MacArthur rebutted. He supported a plan by Philippine President Manuel Quezon to broker a peace deal with Japan. It was the only way, MacArthur agreed, to avoid a “disastrous debacle.”
In retrospect, Brands assumes, MacArthur was abandoning the Philippines. But there were lives at stake. A defiant Roosevelt dismissed the peace deal. “American forces will continue to fly our flag in the Philippines,” the president commanded, “so long as there remains any possibility of resistance.”
Back home, MacArthur was being criticized for poor decision making.
Brands points out the there was a nine-hour window after the first dispatches were received that Japanese bombers were in the air.

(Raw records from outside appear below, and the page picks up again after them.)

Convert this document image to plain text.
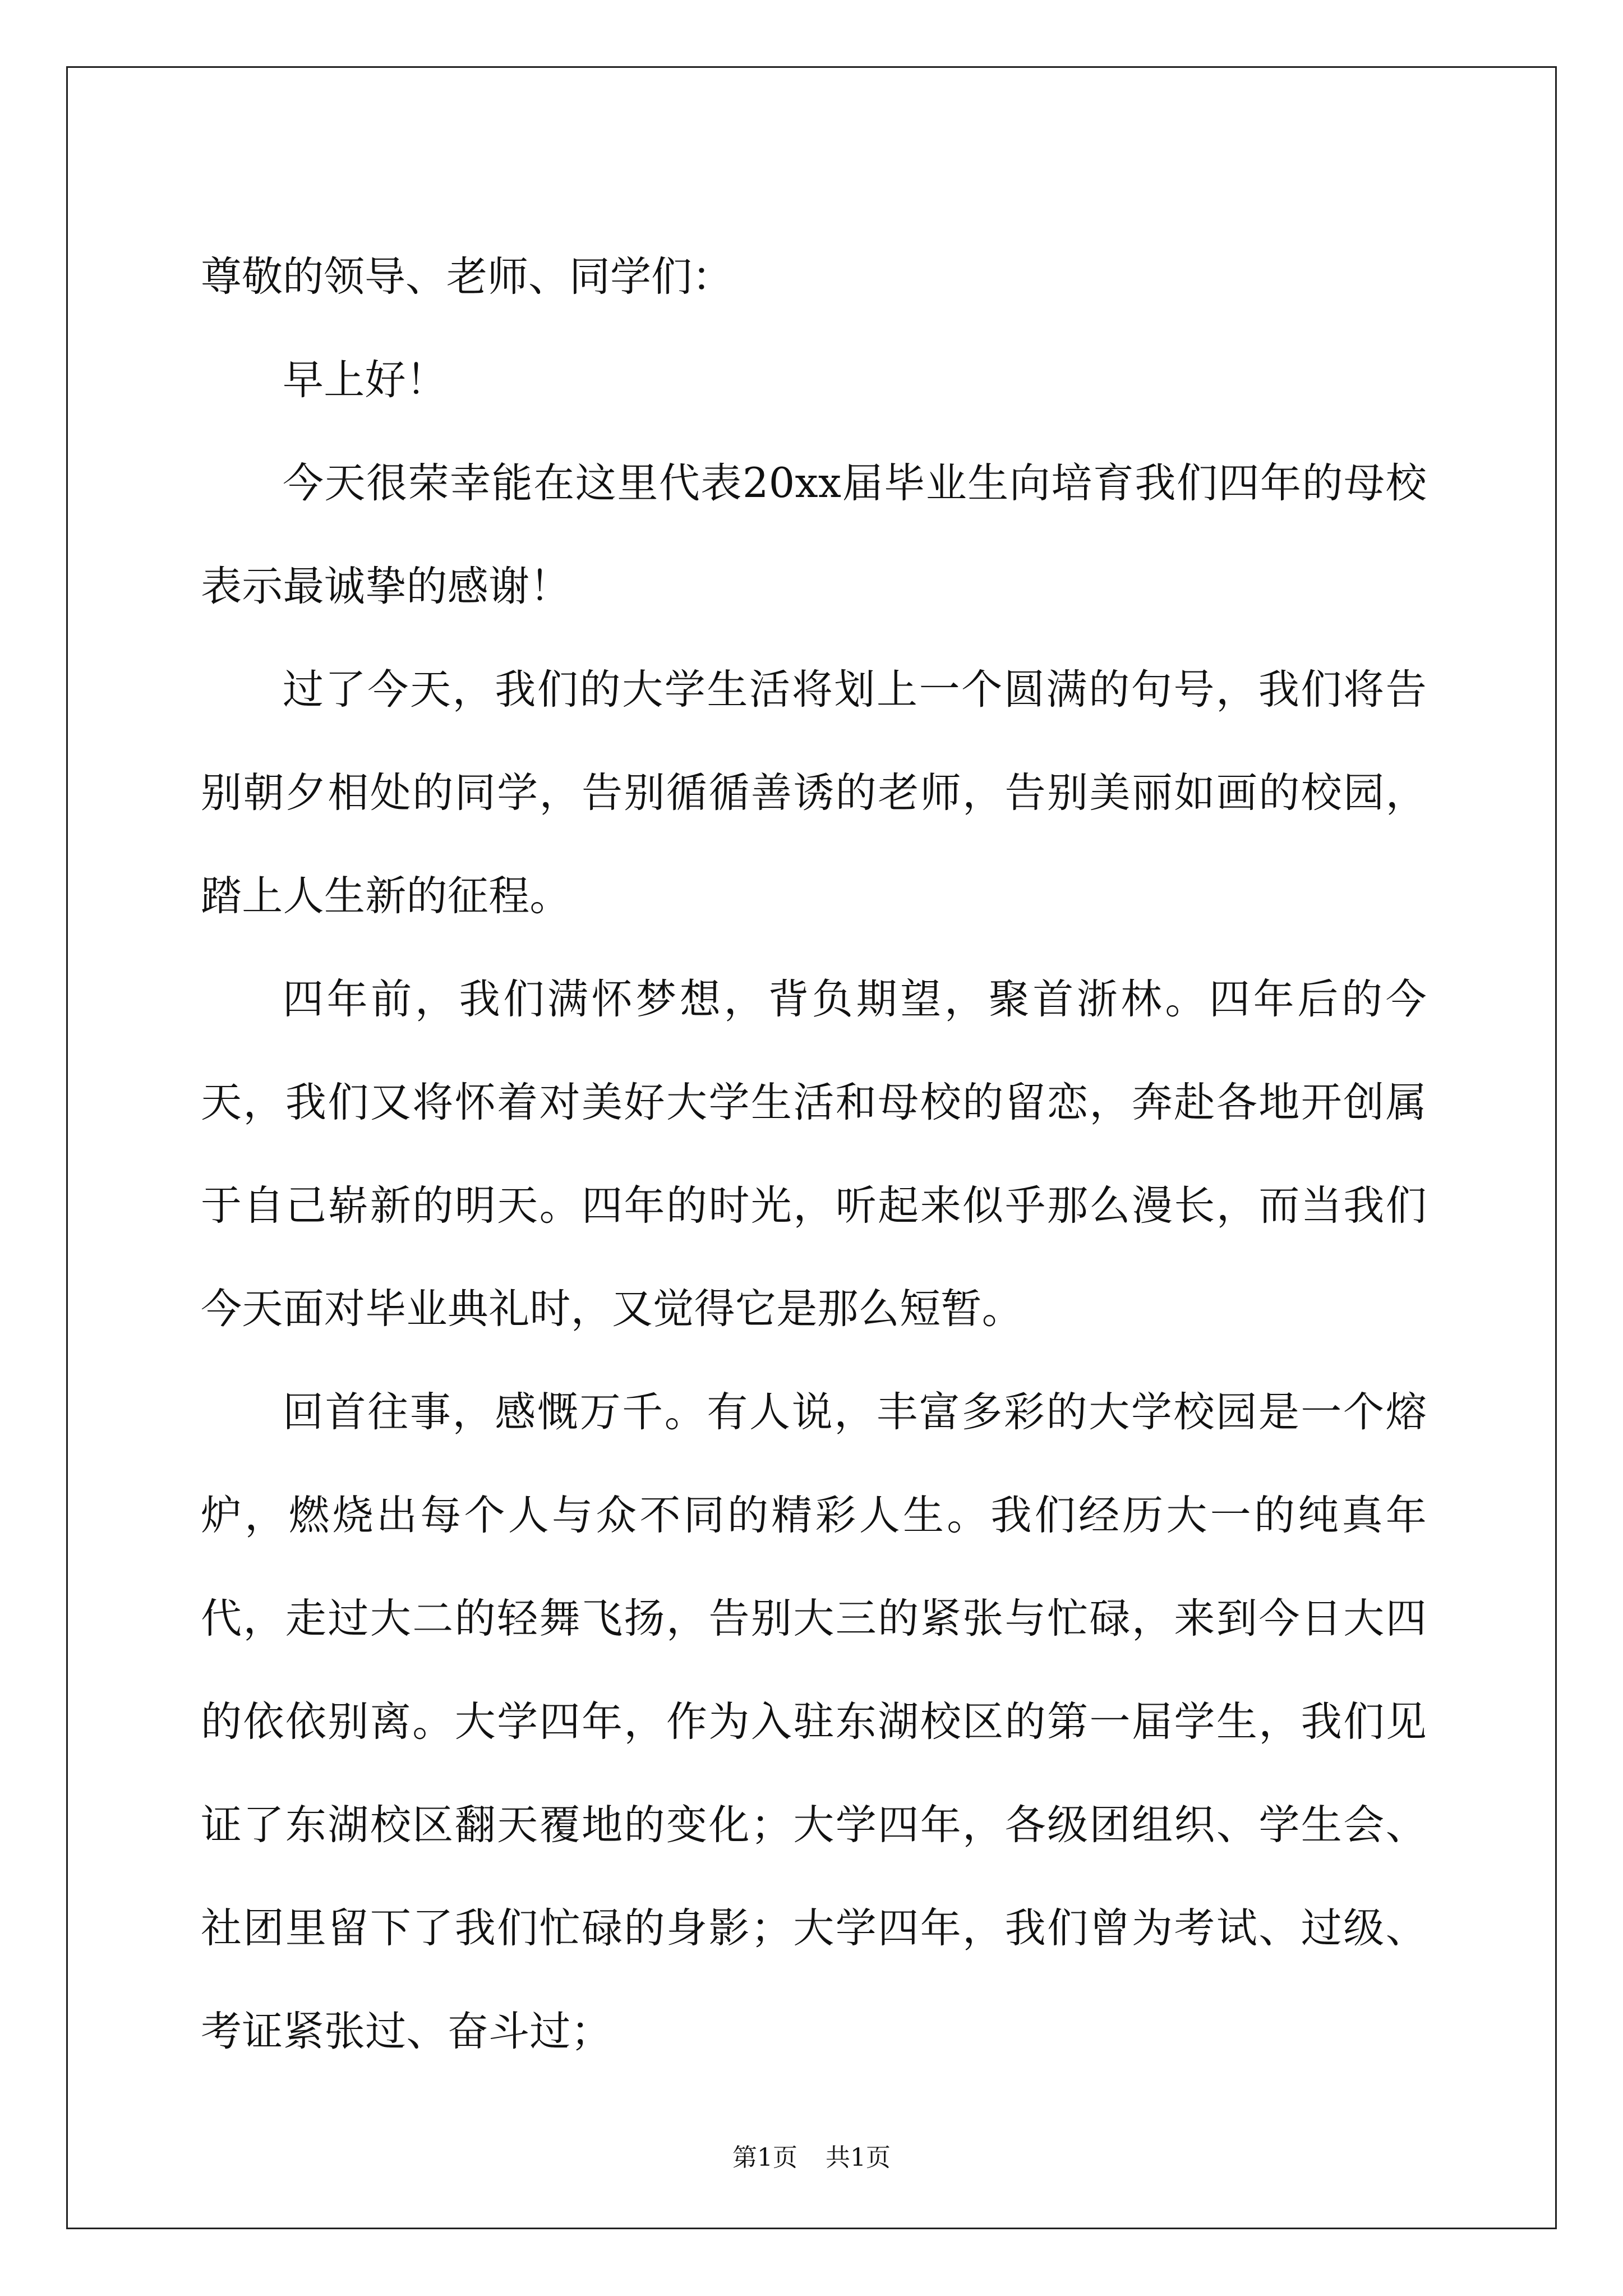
尊敬的领导、老师、同学们：

早上好！

今天很荣幸能在这里代表20xx届毕业生向培育我们四年的母校表示最诚挚的感谢！

过了今天，我们的大学生活将划上一个圆满的句号，我们将告别朝夕相处的同学，告别循循善诱的老师，告别美丽如画的校园，踏上人生新的征程。

四年前，我们满怀梦想，背负期望，聚首浙林。四年后的今天，我们又将怀着对美好大学生活和母校的留恋，奔赴各地开创属于自己崭新的明天。四年的时光，听起来似乎那么漫长，而当我们今天面对毕业典礼时，又觉得它是那么短暂。

回首往事，感慨万千。有人说，丰富多彩的大学校园是一个熔炉，燃烧出每个人与众不同的精彩人生。我们经历大一的纯真年代，走过大二的轻舞飞扬，告别大三的紧张与忙碌，来到今日大四的依依别离。大学四年，作为入驻东湖校区的第一届学生，我们见证了东湖校区翻天覆地的变化；大学四年，各级团组织、学生会、社团里留下了我们忙碌的身影；大学四年，我们曾为考试、过级、考证紧张过、奋斗过；

第1页 共1页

There was nothing anyone could do about the battleships in the Harbor; but in the Philippines, in hindsight, why didn’t MacArthur order the planes moved out of the way?
MacArthur blamed his subordinates and miscommunication. Nevertheless, half of MacArthur’s forces were decimated in the attack and the Philippine’s line of defense was greatly diminished.
It would get worse. The conquest of the Philippines by Japan is still considered one of the worst military defeats in U.S. history.
MacArthur endured attacks from Japan forces by hunkering down on the Bataan peninsula and Corregidor Island. “Help is on the way,” MacArthur told the men. “Thousands of troops and hundreds of planes are being dispatched” he continued, hoping to boost morale.
None of it was even being considered.
The only order coming from Roosevelt was getting his four-star general out of the islands before all hell broke loose. MacArthur had no recourse. It was an order, not a choice. He took the next plane out and flew to Australia where he was to organize the counter offensive against Japan and pave the way to his own interminable place in American history. Roosevelt would later praise his departure, but MacArthur felt like he was abandoning his post.
Before boarding he told the troops, “I shall return.”
When MacArthur did return three years later he was hailed as a hero. “Though not by American soldiers he left behind [in the Philippines],” Brands writes in the book.